Now she could see Preston’s mind turning, and her stomach shriveled. “Yes,” she said. “That’s my full name.”
“Do you mind if I ask—I’m sorry, I don’t mean to be unspeakably rude—” She had never heard him stammer like this. His face was flushed all the way to the tips of his ears. “You don’t have to answer, of course, and honestly, please feel free to hit me or call me a twat for asking at all, but—were you a changeling child?”
Effy let the room sink into silence. She had gone by her nickname for so long, she had almost forgotten the significance of her real one: that a saint’s name was the mark of a changeling.
She closed her left hand into a fist and opened it again. It really was an unspeakably rude question. No one asked. She was a good Northern girl from a good Northern family, and changeling children were a barbaric custom, practiced only by peasants in the Bottom Hundred.
“Yes,” she said finally, and she was surprised by how easy it was, to say that single word.
“I’m really sorry. It’s just that you mentioned being fatherless—” Preston ran a hand through his hair, looking positively miserable.
“It’s all right,” she said. That was easy to say, too. In fact, Effy realized, she could tell the whole story as if it had happened to someone else, and it would be completely painless. “My mother was my age, or somewhere near it, when she had me. My father was a man who worked at my grandfather’s bank—older. There was no wedding or proper courtship. It was an embarrassment to my grandfather that she ended up pregnant. He fired my father, banished him back to the South. He was from the Bottom Hundred—one of those upstart provincial geniuses.”
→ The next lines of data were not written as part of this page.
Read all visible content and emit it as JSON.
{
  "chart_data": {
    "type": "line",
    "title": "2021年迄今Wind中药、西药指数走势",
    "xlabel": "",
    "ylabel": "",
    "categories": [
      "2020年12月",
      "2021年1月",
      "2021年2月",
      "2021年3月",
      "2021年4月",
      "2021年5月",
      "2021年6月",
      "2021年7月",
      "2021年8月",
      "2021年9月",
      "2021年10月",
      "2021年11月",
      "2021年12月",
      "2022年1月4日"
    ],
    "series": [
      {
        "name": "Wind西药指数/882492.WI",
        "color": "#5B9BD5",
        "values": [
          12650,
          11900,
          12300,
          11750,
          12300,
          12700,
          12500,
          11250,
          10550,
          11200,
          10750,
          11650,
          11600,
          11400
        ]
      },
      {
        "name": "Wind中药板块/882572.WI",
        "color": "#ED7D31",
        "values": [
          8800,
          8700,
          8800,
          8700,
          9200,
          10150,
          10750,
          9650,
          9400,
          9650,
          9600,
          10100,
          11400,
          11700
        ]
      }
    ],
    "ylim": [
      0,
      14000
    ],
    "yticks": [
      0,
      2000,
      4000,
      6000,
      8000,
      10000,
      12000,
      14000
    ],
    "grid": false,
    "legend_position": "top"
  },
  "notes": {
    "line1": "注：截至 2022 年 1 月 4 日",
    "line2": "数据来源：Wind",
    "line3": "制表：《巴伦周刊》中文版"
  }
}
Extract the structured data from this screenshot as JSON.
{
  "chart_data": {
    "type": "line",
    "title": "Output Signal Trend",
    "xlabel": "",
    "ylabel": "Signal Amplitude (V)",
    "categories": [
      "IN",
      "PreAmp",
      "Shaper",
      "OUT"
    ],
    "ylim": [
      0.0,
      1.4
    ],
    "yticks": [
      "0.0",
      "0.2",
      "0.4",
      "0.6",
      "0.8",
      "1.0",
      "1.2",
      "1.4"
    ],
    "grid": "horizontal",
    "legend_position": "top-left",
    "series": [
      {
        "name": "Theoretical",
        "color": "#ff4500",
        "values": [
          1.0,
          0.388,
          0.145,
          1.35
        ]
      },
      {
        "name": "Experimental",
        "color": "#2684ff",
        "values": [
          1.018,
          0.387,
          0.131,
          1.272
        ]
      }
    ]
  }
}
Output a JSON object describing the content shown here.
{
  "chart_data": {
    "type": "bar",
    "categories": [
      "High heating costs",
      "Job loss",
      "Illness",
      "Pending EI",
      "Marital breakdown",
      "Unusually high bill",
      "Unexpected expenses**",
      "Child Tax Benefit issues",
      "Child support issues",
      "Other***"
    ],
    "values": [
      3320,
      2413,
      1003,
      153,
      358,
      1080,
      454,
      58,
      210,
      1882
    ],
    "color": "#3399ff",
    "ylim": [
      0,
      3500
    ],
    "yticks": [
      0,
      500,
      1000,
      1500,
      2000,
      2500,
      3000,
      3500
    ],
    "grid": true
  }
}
“I’m sorry,” Preston repeated desperately. “You don’t have to say any more.”
“I don’t mind.” Effy was elsewhere now, floating. Her mind had opened its escape hatch and she was gone. “My mother had me, but a child was such an inconvenience to everyone. To her and my grandparents. I was a terrible child, too. I threw tantrums and broke things. Even as an infant I wouldn’t nurse. I screamed when anyone touched me.”
And then she stopped. The escape hatch snapped shut. She hit that wall, the boundary between the real and the unreal. In her mind there was an even divide, a before and an after. Once she had been an ordinary, if imprudent, little girl. And then, in the span of a moment, she became something else.
Or maybe she had always been wrong. A wicked fae creature from the unreal world, stranded unfairly in the real one.
“There’s a river that runs through Draefen,” Effy said after a moment. “That’s where my mother left me. I remember it was the middle of winter. All the trees were bare. I know she thought some sad and childless woman would come pick me up. She didn’t mean to expose me, to let me die—”
Preston’s expression was unreadable, but he had not taken his eyes off her face. She really should have taken the out he had tried to give her and stopped talking. Preston was the biggest skeptic she’d ever met. He didn’t believe in magic; he didn’t even believe in Myrddin. Why would he believe her, when no one else had?
But he had listened to her, when she had asked him about ghosts. He had not dismissed her, laughed at her, though clearly the discussion had made him uncomfortable. And then she thought of the way he had dropped to the floor in front of her and cleaned her skinned knees and hardly even questioned why she had thrown herself from Ianto’s car.